Avec un printemps et un été déjà pluvieux, ces dernières précipitations sont une goutte de plus dans le vase déjà bien plein des vignerons cette année : «On était partis sur une année megacompliquée. Il n’y avait aucune raison pour que les vendanges se passent bien. On va cumuler une belle année bien pourrie jusqu’au bout. Puis on appuie sur le bouton reset et l’an prochain on repart sur autre chose», se résigne le vigneron.
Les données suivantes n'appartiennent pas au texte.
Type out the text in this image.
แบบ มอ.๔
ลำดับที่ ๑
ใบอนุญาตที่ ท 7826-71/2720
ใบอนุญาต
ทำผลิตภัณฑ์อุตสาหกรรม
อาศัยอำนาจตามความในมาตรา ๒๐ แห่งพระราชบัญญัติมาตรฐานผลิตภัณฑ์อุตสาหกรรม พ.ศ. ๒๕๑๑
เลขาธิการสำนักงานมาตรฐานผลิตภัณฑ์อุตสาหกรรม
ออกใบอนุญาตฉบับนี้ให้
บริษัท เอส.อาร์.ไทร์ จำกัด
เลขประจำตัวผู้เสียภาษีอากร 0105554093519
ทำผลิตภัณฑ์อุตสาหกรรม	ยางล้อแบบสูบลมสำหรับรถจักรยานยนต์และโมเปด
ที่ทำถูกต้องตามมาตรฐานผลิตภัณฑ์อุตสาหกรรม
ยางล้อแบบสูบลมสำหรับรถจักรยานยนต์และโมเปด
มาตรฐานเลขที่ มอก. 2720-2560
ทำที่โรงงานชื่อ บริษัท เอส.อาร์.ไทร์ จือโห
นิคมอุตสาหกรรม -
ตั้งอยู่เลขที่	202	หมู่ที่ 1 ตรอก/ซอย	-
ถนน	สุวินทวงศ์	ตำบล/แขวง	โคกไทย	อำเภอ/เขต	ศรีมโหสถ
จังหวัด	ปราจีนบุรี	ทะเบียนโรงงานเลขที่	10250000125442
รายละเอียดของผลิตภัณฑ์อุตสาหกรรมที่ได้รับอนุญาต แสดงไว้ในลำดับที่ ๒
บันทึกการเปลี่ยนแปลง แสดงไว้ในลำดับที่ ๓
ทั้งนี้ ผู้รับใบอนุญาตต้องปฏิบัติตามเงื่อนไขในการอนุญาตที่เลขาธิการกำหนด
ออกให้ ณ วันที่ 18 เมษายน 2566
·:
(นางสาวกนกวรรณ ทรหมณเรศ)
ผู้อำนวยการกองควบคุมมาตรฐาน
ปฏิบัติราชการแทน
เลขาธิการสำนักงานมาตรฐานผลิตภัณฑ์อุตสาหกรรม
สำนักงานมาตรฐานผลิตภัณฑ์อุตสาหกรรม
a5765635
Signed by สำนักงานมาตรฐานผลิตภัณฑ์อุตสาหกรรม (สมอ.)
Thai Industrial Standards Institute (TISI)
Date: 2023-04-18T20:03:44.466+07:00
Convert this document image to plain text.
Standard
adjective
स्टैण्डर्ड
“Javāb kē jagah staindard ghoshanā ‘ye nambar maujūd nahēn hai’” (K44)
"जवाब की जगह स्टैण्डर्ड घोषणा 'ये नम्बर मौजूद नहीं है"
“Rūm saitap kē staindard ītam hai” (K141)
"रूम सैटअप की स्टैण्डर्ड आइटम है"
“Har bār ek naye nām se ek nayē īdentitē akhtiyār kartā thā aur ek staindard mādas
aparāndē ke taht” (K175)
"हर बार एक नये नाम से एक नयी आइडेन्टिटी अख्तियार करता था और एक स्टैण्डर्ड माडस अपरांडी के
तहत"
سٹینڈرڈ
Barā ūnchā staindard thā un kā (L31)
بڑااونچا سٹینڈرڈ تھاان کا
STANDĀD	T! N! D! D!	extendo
Entre les vignes, Grégory Pilon, énergéticien, préfère surjouer la bonne humeur. Equipé d’une énorme hotte sanglée sur le dos, l’homme de 43 ans est chargé de collecter les grappes dans les seaux et de faire les allers-retours avec le camion parmi la vingtaine de vendangeurs. «C’est moins drôle sous la pluie mais il faut le prendre en chantant, en s’amusant. Avec le sourire ça va mieux», confie celui qui en est à ses deuxièmes vendanges. Dans le rang derrière lui, un autre porteur passe en chantant les paroles d’une chanson crachée par les haut-parleurs de son téléphone.
«C’est le mildiou !»
Près du camion qui se remplit, le frère cadet, Marc-Antoine Pluchot, 40 ans, pronostique «une récolte moyenne. Pas forcément médiocre». Il arrache une grappe d’un pied de vigne et nous la montre. Dessus, des raisins blancs cohabitent avec d’autres, noircis, atrophiés. «On lutte pour éviter que ça fasse ça, détaille-t-il. C’est le mildiou ! Ça assèche les graines et les fait tomber.» Autre conséquence de la trop forte humidité, les vignerons de la région ont lutté toute la saison contre les maladies.
Marc-Antoine baille une seconde fois. Les vendanges ont repris à 7 heures ce matin. Il décrit une année «merdique à travailler». Etant en bio, ces vignerons traitent les vignes sur la feuille, et non dans la plante. Sauf qu’à partir de 20 mm de pluie, le traitement est lessivé et il faut recommencer, ce qui coûte cher en temps et en produit phytosanitaire pour lutter contre les maladies. Ils ont également dû davantage entretenir les sols. Un ensemble qui fait «beaucoup plus d’heures dans les vignes que d’habitude».
Les deux frères gardent néanmoins le sourire. «Certains collègues, dans le Jura par exemple, ont connu bien pire avec la grêle et les orages. Nous, ça va. Touchons du bois !» relativise Marc-Antoine avant de, littéralement, toucher le bois de sa vigne. «Quand on s’est installés, les anciens nous disaient : tu auras une année de merde tous les dix ans. J’ai l’impression que c’est plutôt l’inverse, sourit Edgar, l’aîné. Mais on s’adapte. On fait partie d’une nouvelle race d’agriculteurs : on ne se plaint jamais.»